Quatrième de l’épreuve reine du 4* de Hohenkirchen et d’une épreuve à 1,55m au CSI 3* de Munich après deux doubles sans-faute, un peu malchanceux à La Baule, de nouveau quatrième dans le Grand Prix CSIO 5* de Rotterdam, double sans-faute dans la Coupe de Falsterbo et huitième du temps fort dominical associé, le fils de Kannan et son pilote ont répondu aux attentes de Jos Lansink, qui leur prodigue parfois quelques conseils techniques. “Au sein des écuries de sport de Nijhof, il n’y a que moi et notre cavalier jeune chevaux. La plupart du temps, je m’entraîne donc tout seul, mais il m’arrive d’aller chez Willem Greve. Il travaille évidemment en étroite collaboration avec la famille Nijhof, puisqu’il monte les étalons Grandorado et Highway (avec qui il sera d’ailleurs de la partie à Milan, ndlr). Il n’est qu’à quinze minutes de chez nous. Nous discutons pas mal à propos des chevaux et des concours. Comme Jos est notre chef d’équipe, il m’arrive aussi d’aller m’entraîner chez lui, afin d’avoir une opinion et un regard différent de la part d’un coach fantastique, qui a toute l’expérience et les connaissances nécessaires”, ajoute Kars.
L’avenir en ligne de mire
Bien entouré, les pieds sur terre et déterminé, le jeune Néerlandais qui a gravi les échelons sans faire de bruit a toutes les cartes en main pour se faire entendre dans les années à venir. Légitimement, Kars nourrit de grandes ambitions, qu’il se donnera à coup sûr les moyens de réaliser. Lorsqu’on lui demande quels sont ses qualités et, a contrario, ses défauts, le garçon laisse échapper un rire, avant de prendre quelques instants de réflexion. “Je crois que je gère bien la pression. Cela ne me perturbe pas vraiment. Sinon, je ne sais pas. Je dois encore travailler sur mon équilibre et tout le reste. Je n’ai que vingt-six ans. Tout doit s’améliorer ! (rires) Je ne suis pas parfait”, analyse-t-il, avec un brin de perfectionnisme (presque) dissimulé.

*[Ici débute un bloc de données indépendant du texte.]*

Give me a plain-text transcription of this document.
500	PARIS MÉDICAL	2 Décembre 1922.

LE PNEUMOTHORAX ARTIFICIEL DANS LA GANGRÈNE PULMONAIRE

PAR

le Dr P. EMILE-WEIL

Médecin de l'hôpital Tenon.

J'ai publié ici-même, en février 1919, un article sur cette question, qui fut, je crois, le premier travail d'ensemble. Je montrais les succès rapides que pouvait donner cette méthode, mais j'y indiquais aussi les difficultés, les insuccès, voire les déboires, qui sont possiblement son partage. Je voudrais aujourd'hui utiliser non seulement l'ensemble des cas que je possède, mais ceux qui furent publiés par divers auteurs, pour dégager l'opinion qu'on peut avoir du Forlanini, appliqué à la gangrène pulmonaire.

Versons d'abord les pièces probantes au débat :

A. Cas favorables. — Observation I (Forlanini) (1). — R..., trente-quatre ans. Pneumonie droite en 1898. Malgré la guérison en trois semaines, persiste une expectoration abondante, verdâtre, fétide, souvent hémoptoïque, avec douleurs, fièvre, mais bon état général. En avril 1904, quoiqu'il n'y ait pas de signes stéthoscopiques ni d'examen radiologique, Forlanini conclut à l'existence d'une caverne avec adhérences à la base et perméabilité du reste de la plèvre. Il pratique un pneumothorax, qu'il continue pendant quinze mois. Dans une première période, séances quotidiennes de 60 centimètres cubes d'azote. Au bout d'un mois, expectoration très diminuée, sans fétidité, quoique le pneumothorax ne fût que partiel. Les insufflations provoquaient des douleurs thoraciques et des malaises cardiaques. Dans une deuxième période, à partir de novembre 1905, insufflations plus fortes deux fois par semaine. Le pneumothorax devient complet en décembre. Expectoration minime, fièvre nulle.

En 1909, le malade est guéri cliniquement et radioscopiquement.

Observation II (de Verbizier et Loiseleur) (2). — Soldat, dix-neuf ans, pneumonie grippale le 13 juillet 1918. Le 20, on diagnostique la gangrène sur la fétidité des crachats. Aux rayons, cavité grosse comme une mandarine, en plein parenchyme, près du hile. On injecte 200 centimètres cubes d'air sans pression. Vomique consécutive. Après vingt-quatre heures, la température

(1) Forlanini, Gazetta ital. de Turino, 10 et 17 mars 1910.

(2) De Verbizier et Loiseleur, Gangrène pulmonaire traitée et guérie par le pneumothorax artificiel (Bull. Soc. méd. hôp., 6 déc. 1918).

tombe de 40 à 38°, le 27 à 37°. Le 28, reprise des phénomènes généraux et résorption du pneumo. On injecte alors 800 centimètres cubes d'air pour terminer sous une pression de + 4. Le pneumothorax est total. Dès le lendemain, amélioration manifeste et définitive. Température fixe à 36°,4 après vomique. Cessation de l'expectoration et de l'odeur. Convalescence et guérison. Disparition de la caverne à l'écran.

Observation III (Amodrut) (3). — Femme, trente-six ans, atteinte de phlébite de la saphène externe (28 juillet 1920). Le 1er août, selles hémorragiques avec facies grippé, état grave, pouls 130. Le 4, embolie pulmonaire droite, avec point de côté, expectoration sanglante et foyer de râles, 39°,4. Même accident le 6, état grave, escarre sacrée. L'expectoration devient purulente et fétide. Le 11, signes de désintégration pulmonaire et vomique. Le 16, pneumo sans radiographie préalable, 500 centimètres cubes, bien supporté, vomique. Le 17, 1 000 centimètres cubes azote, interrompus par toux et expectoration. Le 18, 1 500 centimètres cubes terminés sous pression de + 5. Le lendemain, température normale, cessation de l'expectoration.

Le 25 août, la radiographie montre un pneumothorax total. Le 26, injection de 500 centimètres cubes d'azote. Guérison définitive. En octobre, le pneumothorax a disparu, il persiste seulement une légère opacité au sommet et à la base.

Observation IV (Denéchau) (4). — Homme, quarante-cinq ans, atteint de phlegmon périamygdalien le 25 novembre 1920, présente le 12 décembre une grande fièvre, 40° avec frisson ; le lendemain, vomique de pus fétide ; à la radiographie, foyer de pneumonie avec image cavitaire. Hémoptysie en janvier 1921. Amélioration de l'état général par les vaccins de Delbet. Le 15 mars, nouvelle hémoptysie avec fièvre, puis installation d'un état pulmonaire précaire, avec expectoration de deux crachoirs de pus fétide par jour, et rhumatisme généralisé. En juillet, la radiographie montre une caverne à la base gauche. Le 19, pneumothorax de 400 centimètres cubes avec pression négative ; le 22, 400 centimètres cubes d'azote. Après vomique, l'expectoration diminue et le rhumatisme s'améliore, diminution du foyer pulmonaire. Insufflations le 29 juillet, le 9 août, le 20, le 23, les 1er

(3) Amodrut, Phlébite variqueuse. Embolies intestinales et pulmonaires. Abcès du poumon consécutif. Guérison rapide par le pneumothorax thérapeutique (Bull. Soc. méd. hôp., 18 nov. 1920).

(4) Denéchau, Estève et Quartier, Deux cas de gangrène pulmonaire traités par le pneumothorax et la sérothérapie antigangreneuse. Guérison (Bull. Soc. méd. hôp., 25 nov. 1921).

Pas décidé à s’arrêter en si bon chemin, Kars a, en plus, un excellent vivier de jeunes chevaux à sa disposition. S’il est difficile de faire sortir un, ou deux, individus d’un lot exceptionnel choyé par la famille Nijhof, impossible de ne pas évoquer le très styliste Dorian Grey TN et Poker de Mariposa, pour qui son cavalier semble avoir un petit faible. “Poker est évidemment issu d’une lignée très célèbre, notamment en France. Flora de Mariposa a fait beaucoup de grandes choses. Poker est un fils d’Ilena de Mariposa, une fille de Berlin et Flora qui a été montée par pas mal de cavaliers en France. Poker est l’un de mes jeunes les plus prometteurs. Il a huit ans et a déjà disputé quelques épreuves à 1,45m en début d’année. Il est très populaire en tant qu’étalon, alors il n'a plus vraiment concouru depuis le mois de mai. Il s’est concentré sur la reproduction cette année, mais le plan est de faire davantage de sport en 2024. Poker a un super caractère. Parfois, il a un peu son propre style de saut et n’est pas toujours le plus démonstratif du monde, mais ses statistiques parlent pour lui. Il est presque toujours sans-faute. Il est aussi capable d’être rapide quand il le faut. Si tout se passe bien et qu’il reste en bonne santé, j’espère qu’il sera mon prochain cheval de championnat”, loue le Néerlandais. “Dorian, lui, est très tape à l'œil. Il est d’un respect infini, magnifique et très dans le sang. Sa qualité est incroyable. L’avenir nous dira jusqu’où il ira !”
Grâce au fonctionnement des écuries Nijhof, qui combinent élevage et sport, les deux étalons sont sûrs, ou presque, de rester sur place. “Lorsque les étalons sont populaires pour la reproduction, ils ne sont pas vendus. C’est appréciable. Après, il faut trouver le bon équilibre entre les saillies et le sport. C’est parfois délicat, mais la famille Nijhof veut aussi performer dans le sport. Il n’y a pas que l’élevage. Lorsque les étalons ont fait leurs preuves en compétition, cela les rend aussi plus intéressants aux yeux des éleveurs. Tout est lié”, souligne Kars.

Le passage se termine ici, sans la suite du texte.